茨城大学、大阪大学、国立研究開発法人日本原子力研究開発機構、久留米大学、宮崎大学などの共同研究チームは4月15日、光合成色素が酵素によって作られる瞬間の状態を、世界で初めて水素原子1個レベルの解像度でとらえたと発表した。人工光合成のような新しいエネルギーシステムの開発に役立つという。
■人工光合成システムや光センサーなどの研究開発加速
植物やシアノバクテリアのような光合成生物は、ビリン色素という光を集める色素を細胞内に持っている。研究チームが観察したのはその1つの「フィコシアノビリン」という色素の合成反応。
X線構造解析という手法を用いた従来の研究では色素化合物の構成原子の中で最も小さい水素原子は見えず、生物がどのようにフィコシアノビリンを合成するのか謎が多かった。
研究チームは今回、フィコシアノビリン合成酵素の大型結晶を作製し、これとフィコシアノビリンの原料物質「ビルベルジン」とが結合した状態を中性子を用いて調べた。中性子の照射は、茨城県東海村にある大強度陽子加速器施設(J-PARC)の装置(「茨城県生命物質構造解析装置」)を用いて行った。
その結果、初めて水素原子をとらえることができ、フィコシアノビリンの原料となる色素とその近くのアミノ酸それぞれの水素の有無によって、酵素反応が制御されていることが分かった。

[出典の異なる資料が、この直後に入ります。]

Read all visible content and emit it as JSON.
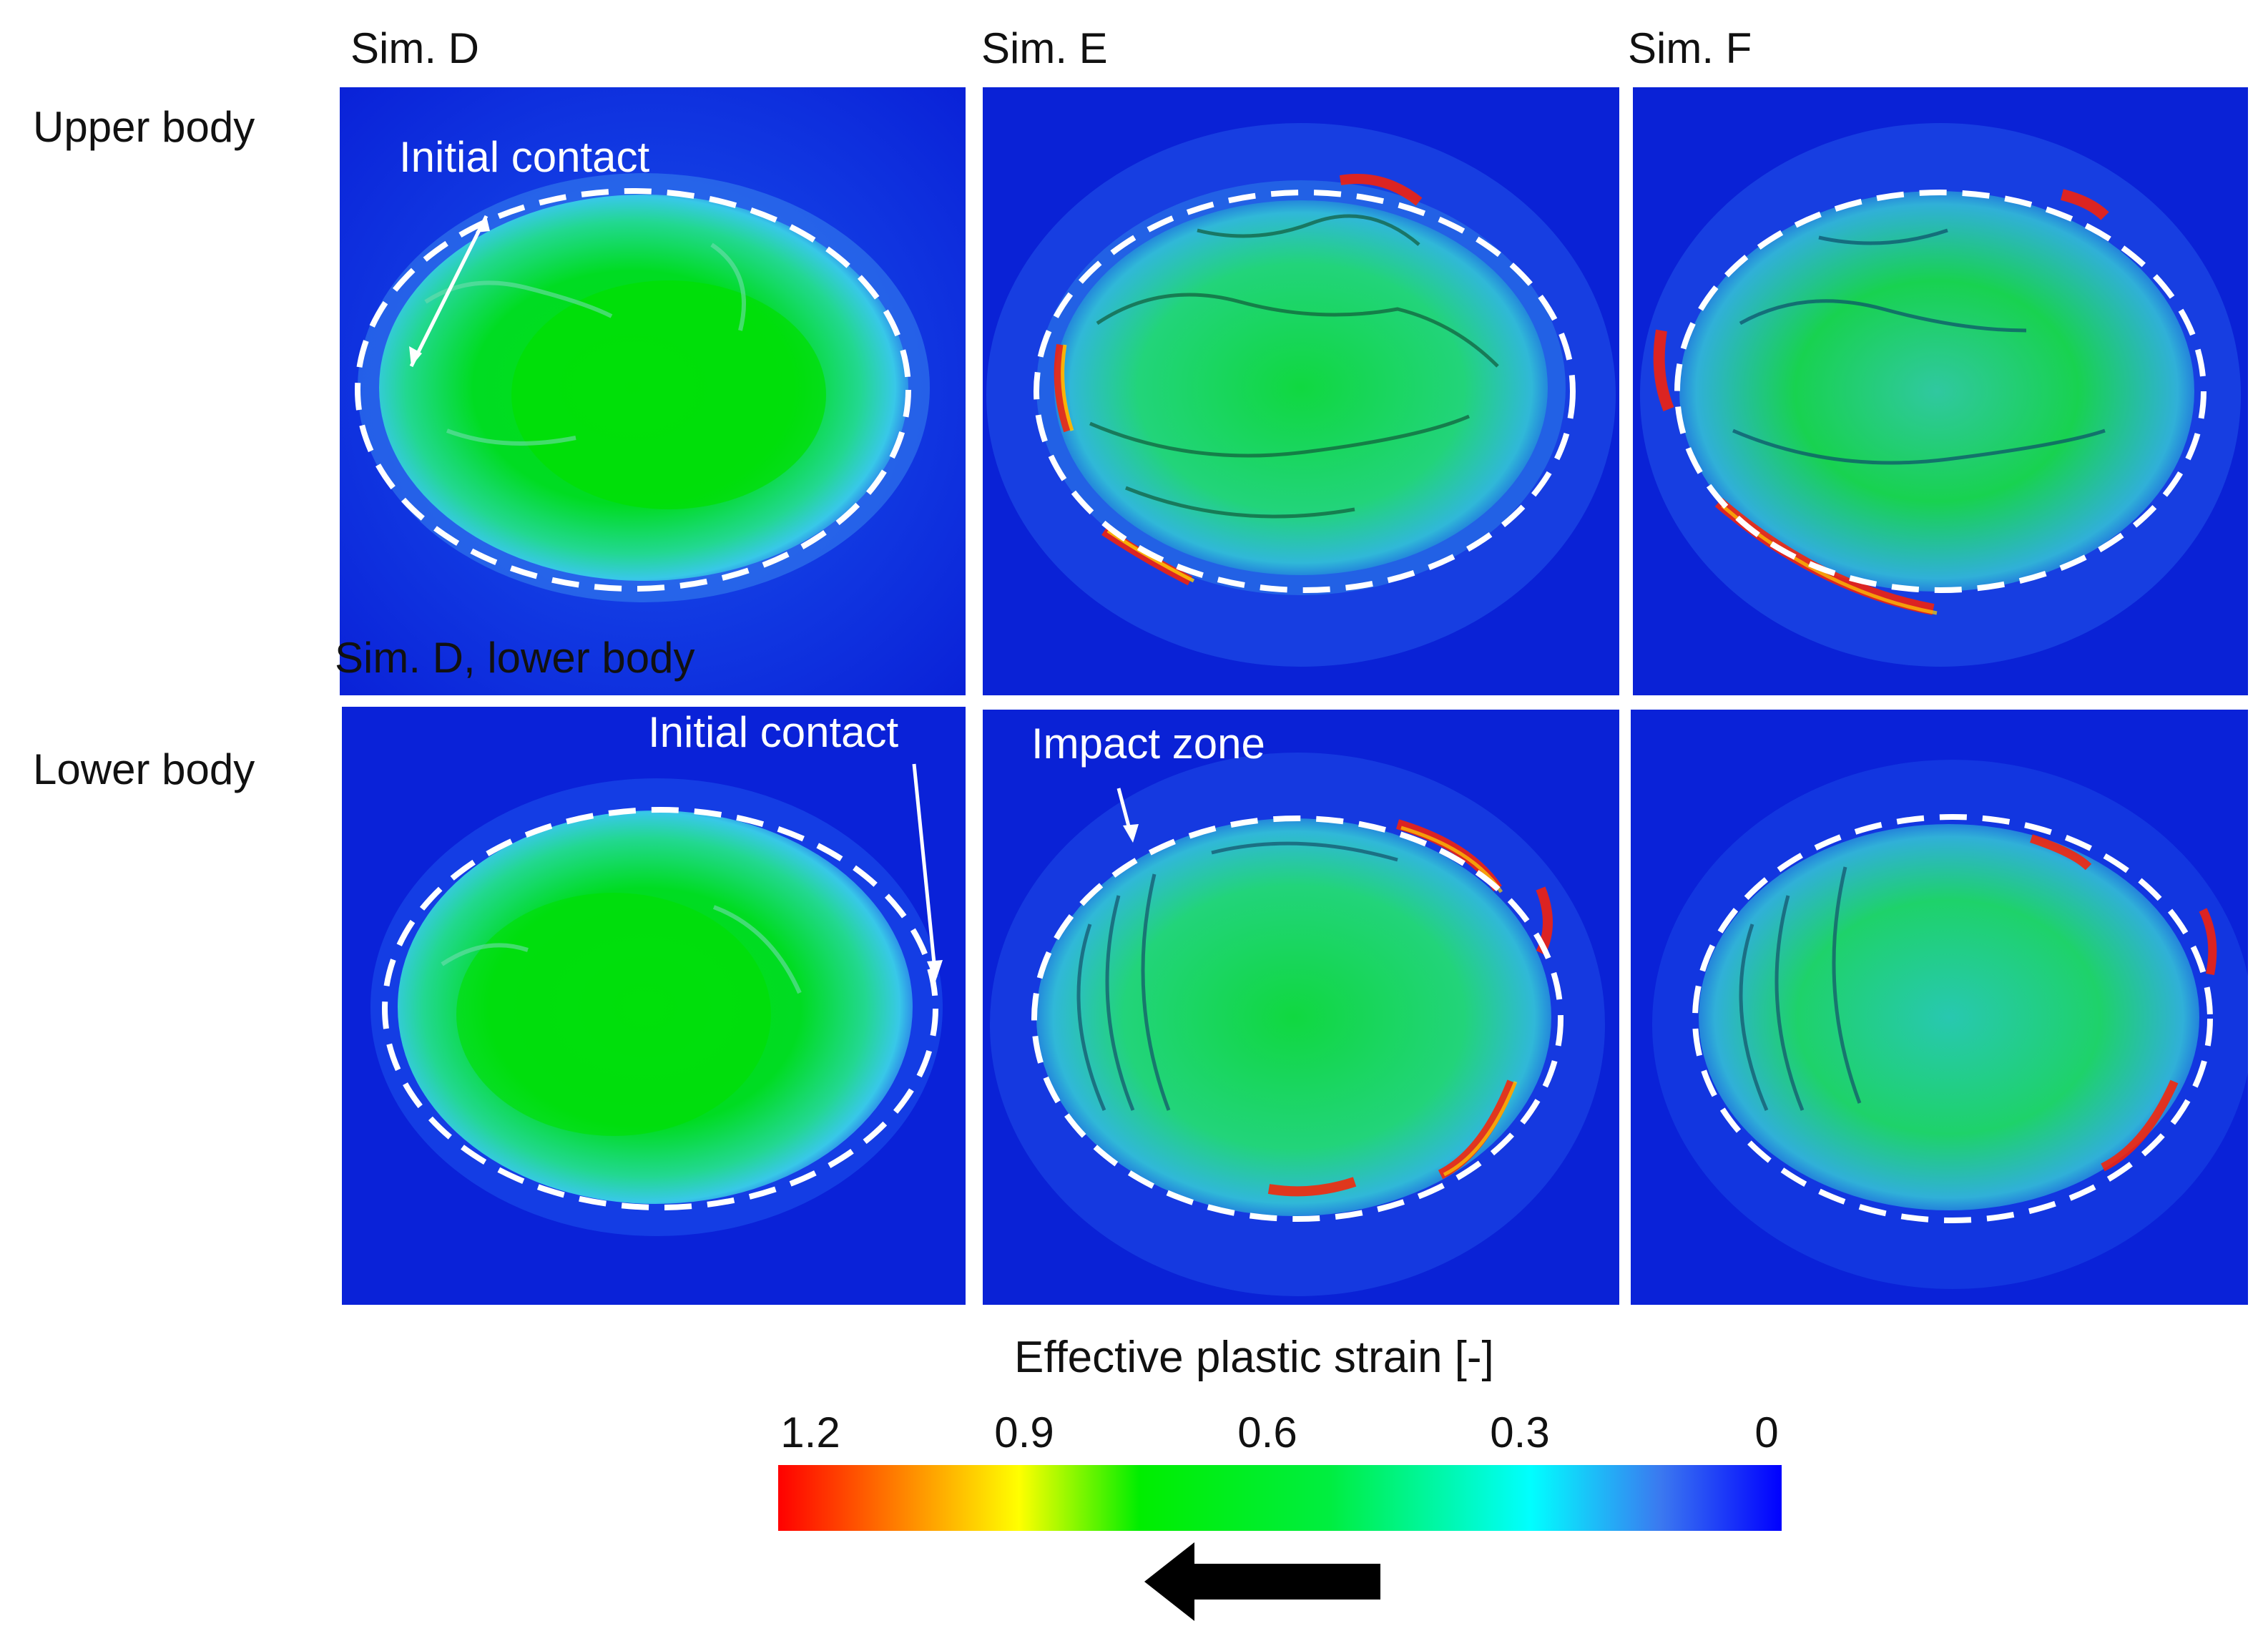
{
  "column_headers": [
    "Sim. D",
    "Sim. E",
    "Sim. F"
  ],
  "row_labels": {
    "upper": "Upper body",
    "lower": "Lower body"
  },
  "annotations": {
    "upper_d_contact": "Initial contact",
    "lower_d_title": "Sim. D, lower body",
    "lower_d_contact": "Initial contact",
    "lower_e_impact": "Impact zone"
  },
  "colorbar": {
    "title": "Effective plastic strain [-]",
    "ticks": [
      "1.2",
      "0.9",
      "0.6",
      "0.3",
      "0"
    ],
    "min": 0,
    "max": 1.2,
    "colors_high_to_low": [
      "#ff0000",
      "#ffff00",
      "#00ff00",
      "#00ffff",
      "#0000ff"
    ]
  },
  "colors": {
    "background_field": "#0a1fd8",
    "contour_green": "#00e000",
    "outline_dash": "#ffffff",
    "arrow": "#000000"
  },
  "icons": {
    "flow_arrow": "left-arrow-icon",
    "contact_pointer": "arrow-icon"
  }
}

また、水分子(H2O)に水素イオン(H+)が結合したヒドロニウムイオン(H3O+)が存在しているのを発見、ヒドロニウムイオンが反応促進の役をしていることが推測された。
今回得られたこうした知見は、機能性色素の人工合成に道を開く重要な成果であり、人工合成色素を組み込んだ人工光合成システムや新たな光センサーなどの研究開発を加速することが期待できるという。